In the summer I’d spend one month in Genoa with my grandmother Amalia, and she would tell me really interesting stories about my Grandfather Edigio (my dad’s dad) travelling by horse-back or walking for days to reach cheesemakers and producers around Nuoro and Sassari in Sardinia. He was a very successful businessman, and used to trade exclusive ingredients like bottarga, cheese and oils. He used to meet his producers every year to bring them money to finance their campaign, in return he would get back Pecorino cheese which he would trade to Rome, Puglia, Spain and France via his on fleet of sailing vessels.
It is these two things have changed my approach to sourcing food for my family and my customers. When I set up my food business in 1997 I started selecting items for a few really talented chefs, as if I was putting together a dinner party for some friends, it is from this I started my own range.
Has the market changed since you started in 97?
Absolutely. I was the first Italian to trade in Borough market. It had a lovely local feeling until the 2000 economy boom! People’s eating and drinking habits changed. They were spending more. Italian food wasn’t just pizza, pasta and cappucino. We were already at the top end of the market, but competition was new to us. It was in 2000 my wife joined the company.
Naoko, what has changed about the business since you joined?
The work ethos is more organised. Nothing is left unfished. Italians are laid back compared to Japanese, we are much more rigid.
Has your Japanese heritage influenced the company?

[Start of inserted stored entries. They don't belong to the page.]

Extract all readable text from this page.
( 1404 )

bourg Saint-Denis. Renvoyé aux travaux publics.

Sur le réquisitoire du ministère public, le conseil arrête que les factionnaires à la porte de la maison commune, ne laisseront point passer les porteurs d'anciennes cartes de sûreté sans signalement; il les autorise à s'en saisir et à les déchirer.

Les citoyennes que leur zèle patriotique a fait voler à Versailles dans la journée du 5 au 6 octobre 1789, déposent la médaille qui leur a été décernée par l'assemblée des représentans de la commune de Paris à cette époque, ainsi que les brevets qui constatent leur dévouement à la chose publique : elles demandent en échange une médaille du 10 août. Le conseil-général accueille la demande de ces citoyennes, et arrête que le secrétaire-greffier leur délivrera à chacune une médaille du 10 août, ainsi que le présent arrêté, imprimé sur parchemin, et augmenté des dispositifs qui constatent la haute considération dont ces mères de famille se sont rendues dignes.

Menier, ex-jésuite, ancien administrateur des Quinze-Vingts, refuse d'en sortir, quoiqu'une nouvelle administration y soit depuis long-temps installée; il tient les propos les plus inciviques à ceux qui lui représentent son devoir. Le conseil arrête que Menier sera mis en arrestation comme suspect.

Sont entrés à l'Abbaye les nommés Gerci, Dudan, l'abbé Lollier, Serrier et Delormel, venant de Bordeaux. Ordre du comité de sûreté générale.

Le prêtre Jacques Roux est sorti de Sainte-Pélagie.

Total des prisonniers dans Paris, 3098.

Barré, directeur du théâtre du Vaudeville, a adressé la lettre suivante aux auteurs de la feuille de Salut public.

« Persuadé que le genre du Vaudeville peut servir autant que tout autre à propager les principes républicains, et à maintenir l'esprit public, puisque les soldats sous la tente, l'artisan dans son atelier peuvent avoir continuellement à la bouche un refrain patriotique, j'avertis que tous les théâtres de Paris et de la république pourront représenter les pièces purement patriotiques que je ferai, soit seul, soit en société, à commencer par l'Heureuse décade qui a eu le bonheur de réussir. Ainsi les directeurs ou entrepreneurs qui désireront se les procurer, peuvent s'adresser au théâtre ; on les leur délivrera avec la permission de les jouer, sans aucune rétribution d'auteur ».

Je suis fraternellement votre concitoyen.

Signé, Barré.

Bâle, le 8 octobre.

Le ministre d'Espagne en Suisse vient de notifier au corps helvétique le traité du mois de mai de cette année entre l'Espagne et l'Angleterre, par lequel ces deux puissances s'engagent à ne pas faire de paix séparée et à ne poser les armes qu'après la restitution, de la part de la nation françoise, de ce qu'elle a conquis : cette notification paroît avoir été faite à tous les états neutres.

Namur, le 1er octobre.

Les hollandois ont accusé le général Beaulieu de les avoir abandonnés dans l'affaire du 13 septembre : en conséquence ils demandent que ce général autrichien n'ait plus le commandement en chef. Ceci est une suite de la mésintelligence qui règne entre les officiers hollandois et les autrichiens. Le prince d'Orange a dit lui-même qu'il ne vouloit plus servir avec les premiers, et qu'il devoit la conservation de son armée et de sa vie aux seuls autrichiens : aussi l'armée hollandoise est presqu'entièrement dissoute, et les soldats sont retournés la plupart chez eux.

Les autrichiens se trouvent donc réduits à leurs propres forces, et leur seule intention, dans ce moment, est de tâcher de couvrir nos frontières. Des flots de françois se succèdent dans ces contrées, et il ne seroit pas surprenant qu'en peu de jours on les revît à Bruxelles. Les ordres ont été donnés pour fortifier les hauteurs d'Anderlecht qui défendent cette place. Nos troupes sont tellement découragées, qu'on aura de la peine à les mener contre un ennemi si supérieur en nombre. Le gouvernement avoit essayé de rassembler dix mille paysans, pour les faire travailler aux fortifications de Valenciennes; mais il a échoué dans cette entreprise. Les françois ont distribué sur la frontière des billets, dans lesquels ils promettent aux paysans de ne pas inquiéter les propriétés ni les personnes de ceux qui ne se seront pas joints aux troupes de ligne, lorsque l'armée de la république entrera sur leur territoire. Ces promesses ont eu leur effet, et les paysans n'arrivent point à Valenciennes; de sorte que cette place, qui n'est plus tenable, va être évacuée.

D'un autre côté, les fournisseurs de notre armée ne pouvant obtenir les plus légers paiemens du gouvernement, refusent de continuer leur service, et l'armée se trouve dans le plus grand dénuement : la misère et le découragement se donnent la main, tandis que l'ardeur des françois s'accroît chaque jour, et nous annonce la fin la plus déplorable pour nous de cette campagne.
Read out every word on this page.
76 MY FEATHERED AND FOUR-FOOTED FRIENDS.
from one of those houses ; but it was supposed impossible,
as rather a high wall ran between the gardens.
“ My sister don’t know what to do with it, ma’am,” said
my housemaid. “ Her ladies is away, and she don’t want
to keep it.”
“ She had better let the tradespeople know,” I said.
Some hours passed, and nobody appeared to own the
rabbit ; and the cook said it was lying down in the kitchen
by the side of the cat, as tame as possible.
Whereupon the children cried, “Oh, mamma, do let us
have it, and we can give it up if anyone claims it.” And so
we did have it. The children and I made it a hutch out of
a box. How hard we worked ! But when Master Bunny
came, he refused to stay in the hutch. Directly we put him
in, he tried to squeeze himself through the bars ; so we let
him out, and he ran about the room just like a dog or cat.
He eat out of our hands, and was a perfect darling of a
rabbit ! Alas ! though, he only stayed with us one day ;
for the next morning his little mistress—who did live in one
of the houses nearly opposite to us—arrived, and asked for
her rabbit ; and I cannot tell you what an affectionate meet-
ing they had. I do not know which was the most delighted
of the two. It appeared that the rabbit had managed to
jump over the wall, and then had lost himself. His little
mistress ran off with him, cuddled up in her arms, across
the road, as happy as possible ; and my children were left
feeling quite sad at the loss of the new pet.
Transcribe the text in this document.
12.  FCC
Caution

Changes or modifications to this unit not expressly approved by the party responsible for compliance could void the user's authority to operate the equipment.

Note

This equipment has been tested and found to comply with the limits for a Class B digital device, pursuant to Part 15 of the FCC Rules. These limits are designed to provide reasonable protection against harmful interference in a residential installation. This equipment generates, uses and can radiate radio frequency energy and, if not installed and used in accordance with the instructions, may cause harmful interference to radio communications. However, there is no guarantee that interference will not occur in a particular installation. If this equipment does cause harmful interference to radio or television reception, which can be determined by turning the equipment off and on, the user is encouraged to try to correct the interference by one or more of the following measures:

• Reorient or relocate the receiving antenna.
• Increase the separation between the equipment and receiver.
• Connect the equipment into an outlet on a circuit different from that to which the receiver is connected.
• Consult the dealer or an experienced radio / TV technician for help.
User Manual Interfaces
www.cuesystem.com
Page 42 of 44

Yes. We have since introduced the platters, which are stunningly displayed. Gift wrapping is engrained in our culture too. So our displays and presentation is always immaculate. It comes naturally to me to offer exceptional customer service and a welcoming environment.
What is your background before joining Vallebona?
Originally I dreamed of being a garden designer, but when I met Stefano I was working in an Interior design studio in Camden.
I recognised he was quite unusual, not just an Italian selling salame. He had great qualities and passion, and I could tell he had a lot more to offer.
I started to help once or twice a week, then it became a permanent thing. I realized I could transfer my skills into a food environment.
In 2003 we got married and I became a business partner.
Do you both cook at home?
Of course. We love to eat. We cook the same way we want to eat.
London is the ideal place for any foodie. There are so many choices and nationalities, and we love to cook them all. We don’t really follow recipes, we open the cupboard and create something from the ingredients we find.
We always host dinner parties for friends. It is in both our cultures to entertain, our kids are constantly asking who’s coming this week for dinner.
This is how the idea for dinners at Vallebona came about, and we host it exactly like we would around the table at home.
You have a warehouse in Wimbledon, what made you decide to open the doors to the public?
It was around 2003. We were invited to show our produce at a stinking rich private house. The weather was horrible, we didn’t make any sales, we had to hire a van and pay for staff. It was a very disappointing and unwelcoming event, and we just thought, we can’t do this anymore. On the drive back we had an idea to open our doors once a month, which then became weekly, and now daily. Revenge is sweet, but we will never forget how it all started.
You have 2 sons. Do you want them to continue the family business?
It would be nice because they are so different. But at this current day, to be able to succeed you need to know it all, not just the product but the ever changing market and a strong business knowledge. We have created this and they can apply more to it. We absolutely love what we do and hope they find something they love equally. They have a lot of the world to see first!